Mais au dernier moment, un tandem très séduisant a failli leur brûler la politesse. Nike Wagner, cousine de Katharina, universitaire de haut niveau (elle a rédigé une thèse sur l'écrivain autrichien Karl Kraus), patronne du Festival de Weimar, brigue la direction du festival de longue date. Elle est la fille de Wieland Wagner. Ce créateur, qui fit renaître Bayreuth de ses cendres à l'après-guerre par ses mises en scène visionnaires, a toujours été jalousé par son frère Wolfgang, le «pragmatique». Les deux hommes dirigeaient le festival jusqu'au jour où Wieland est mort d'épuisement en 1966. Depuis, Wolfgang a régné seul sur le festival. Il n'a jamais toléré que Nike Wagner, laquelle a l'intelligence de son père Wieland, a même écrit une Histoire de famille qui jette un regard cru et ironique sur la dynastie des Wagner, cherche à lui ravir le sceptre. Mal vue par son oncle, Nike Wagner s'est récemment trouvé un allié de poids en la personne de Gerard Mortier, ex-directeur du Festival de Salzbourg, puissant patron de l'Opéra de Paris, nommé au New York City Opera à partir de 2009. La semaine dernière encore, le tandem créait la surprise en faxant une candidature spontanée au bureau du conseil de fondation, avec un programme destiné à concurrencer la proposition de Katharina Wagner et Eva Wagner-Pasquier.
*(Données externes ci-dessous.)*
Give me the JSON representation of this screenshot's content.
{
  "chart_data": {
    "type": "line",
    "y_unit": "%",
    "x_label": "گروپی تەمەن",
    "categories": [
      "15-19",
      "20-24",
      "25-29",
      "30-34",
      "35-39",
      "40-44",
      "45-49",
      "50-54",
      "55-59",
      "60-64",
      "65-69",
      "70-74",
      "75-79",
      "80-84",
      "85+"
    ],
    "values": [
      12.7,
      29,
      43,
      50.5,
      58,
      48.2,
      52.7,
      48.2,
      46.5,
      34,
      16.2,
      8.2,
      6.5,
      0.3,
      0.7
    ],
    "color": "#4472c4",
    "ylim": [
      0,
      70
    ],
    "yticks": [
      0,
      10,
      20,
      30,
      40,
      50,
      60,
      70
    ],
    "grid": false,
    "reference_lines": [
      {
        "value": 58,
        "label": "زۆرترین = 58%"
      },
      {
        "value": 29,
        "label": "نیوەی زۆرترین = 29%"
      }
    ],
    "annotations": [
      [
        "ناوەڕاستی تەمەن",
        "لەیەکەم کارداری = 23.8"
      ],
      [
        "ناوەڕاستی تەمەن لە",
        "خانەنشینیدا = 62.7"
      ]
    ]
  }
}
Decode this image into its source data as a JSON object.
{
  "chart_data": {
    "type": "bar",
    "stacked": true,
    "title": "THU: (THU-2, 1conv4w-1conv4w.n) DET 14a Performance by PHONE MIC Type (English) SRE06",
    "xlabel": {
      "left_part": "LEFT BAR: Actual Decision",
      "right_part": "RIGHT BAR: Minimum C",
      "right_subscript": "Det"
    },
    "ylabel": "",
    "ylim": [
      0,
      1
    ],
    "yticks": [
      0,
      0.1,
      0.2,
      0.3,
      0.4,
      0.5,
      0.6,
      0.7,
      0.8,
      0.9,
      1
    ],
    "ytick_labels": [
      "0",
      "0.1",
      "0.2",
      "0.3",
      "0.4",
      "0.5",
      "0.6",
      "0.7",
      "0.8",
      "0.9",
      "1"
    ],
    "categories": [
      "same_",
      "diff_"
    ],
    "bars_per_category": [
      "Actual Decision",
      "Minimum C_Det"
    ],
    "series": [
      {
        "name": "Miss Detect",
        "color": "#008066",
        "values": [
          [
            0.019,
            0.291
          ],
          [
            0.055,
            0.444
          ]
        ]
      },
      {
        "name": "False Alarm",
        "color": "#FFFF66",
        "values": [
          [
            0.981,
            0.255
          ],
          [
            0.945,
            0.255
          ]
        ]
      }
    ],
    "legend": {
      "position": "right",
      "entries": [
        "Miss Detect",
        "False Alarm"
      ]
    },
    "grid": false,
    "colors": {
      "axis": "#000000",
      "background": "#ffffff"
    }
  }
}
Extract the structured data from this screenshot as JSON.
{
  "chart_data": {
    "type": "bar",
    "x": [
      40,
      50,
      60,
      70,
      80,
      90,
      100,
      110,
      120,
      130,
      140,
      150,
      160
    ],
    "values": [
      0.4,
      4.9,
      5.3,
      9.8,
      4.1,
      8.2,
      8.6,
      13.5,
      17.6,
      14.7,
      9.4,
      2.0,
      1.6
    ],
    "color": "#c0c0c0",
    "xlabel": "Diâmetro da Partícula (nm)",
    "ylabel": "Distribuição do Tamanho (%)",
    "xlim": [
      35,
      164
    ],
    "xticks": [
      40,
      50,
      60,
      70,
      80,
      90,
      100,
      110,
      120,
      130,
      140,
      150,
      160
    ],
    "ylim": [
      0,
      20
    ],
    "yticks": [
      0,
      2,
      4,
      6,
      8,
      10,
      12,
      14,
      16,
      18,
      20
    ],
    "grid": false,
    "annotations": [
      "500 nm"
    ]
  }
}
Pourquoi le conseil de fondation a-t-il favorisé ce dernier duo? Sans doute parce que c'est la proposition qui bouleverse le moins le fonctionnement actuel du festival de Bayreuth. Katharina et Eva Wagner-Pasquier promettent une «révolution en douceur». Elles n'élargiront pas le répertoire, s'en tiendront aux dix opéras de la maturité (y compris les quatre ouvrages composant le Ring) qui ont toujours été représentés depuis la mort du compositeur. Elles comptent rehausser le niveau artistique du festival (Bayreuth affiche des distributions très moyennes), redorer l'image du festival et mettre un accent sur le marketing. Le grand chef Christian Thielemann, avec lequel Katharina avait scellé une première alliance il y a un an pour briguer la direction du festival, sera conseiller artistique. Des collègues chefs comme Simon Rattle, Zubin Mehta, Kent Nagano, ou Barenboïm et Harnoncourt (les envies de Katharina), seraient conviés à Bayreuth. Katharina évoque aussi une académie pour la transmission du chant wagnérien par les doyens à la jeune génération.

Mais ce programme ne va pas aussi loin que celui de Nike Wagner et de Gerard Mortier. Nettement plus audacieux, leur plan prévoyait deux nouvelles mises en scène par an (au lieu d'une seule), un «deuxième» festival à la Pentecôte avec des créations («Wagner tomorrow»), une politique tarifaire susceptible d'attirer le jeune public, des conférences, symposiums et tables rondes autour de l'œuvre de Wagner: bien trop pour le conseil de fondation! Quant à introduire les œuvres de jeunesse de Wagner (Rienzi, La Défense d'aimer, Les Fées), il n'en est pas question.

«C'est décevant et rasant, réagit Shirley Apthorp, critique musicale au Financial Times et chez Bloomberg, parce que Katharina Wagner n'est pas qualifiée pour prendre de telles responsabilités. Elle n'a pas d'expérience dans l'administration des arts, ses mises en scène ne la distinguent pas de la mêlée - au contraire. En revanche, elle sait très bien promouvoir son image dans les journaux people en Allemagne. La transmission du pouvoir au sein de la famille Wagner se perpétue comme au Moyen Age.» Alain Perroux, dramaturge au Grand Théâtre de Genève, n'est pas plus optimiste. «Pourquoi soigner le marketing dans un festival où il faut dix ans pour décrocher des places? Bayreuth mériterait des réformes en profondeur. Ce n'est pas parce qu'on invite les enfants terribles de la mise en scène allemande, comme Christoph Schliegensief, qu'on transforme un festival. C'est de la cosmétique. Il faudrait repenser les structures, la programmation du festival.»

Conspuée ces deux derniers étés pour sa mise en scène des Maîtres chanteurs de Nuremberg, Katharina Wagner promet d'ores et déjà un Tristan aux côtés de Christian Thielemann pour 2015. Presque le Graal. Mais pas pour l'éternité. Le conseil de fondation a fixé à cinq ans la durée du mandat.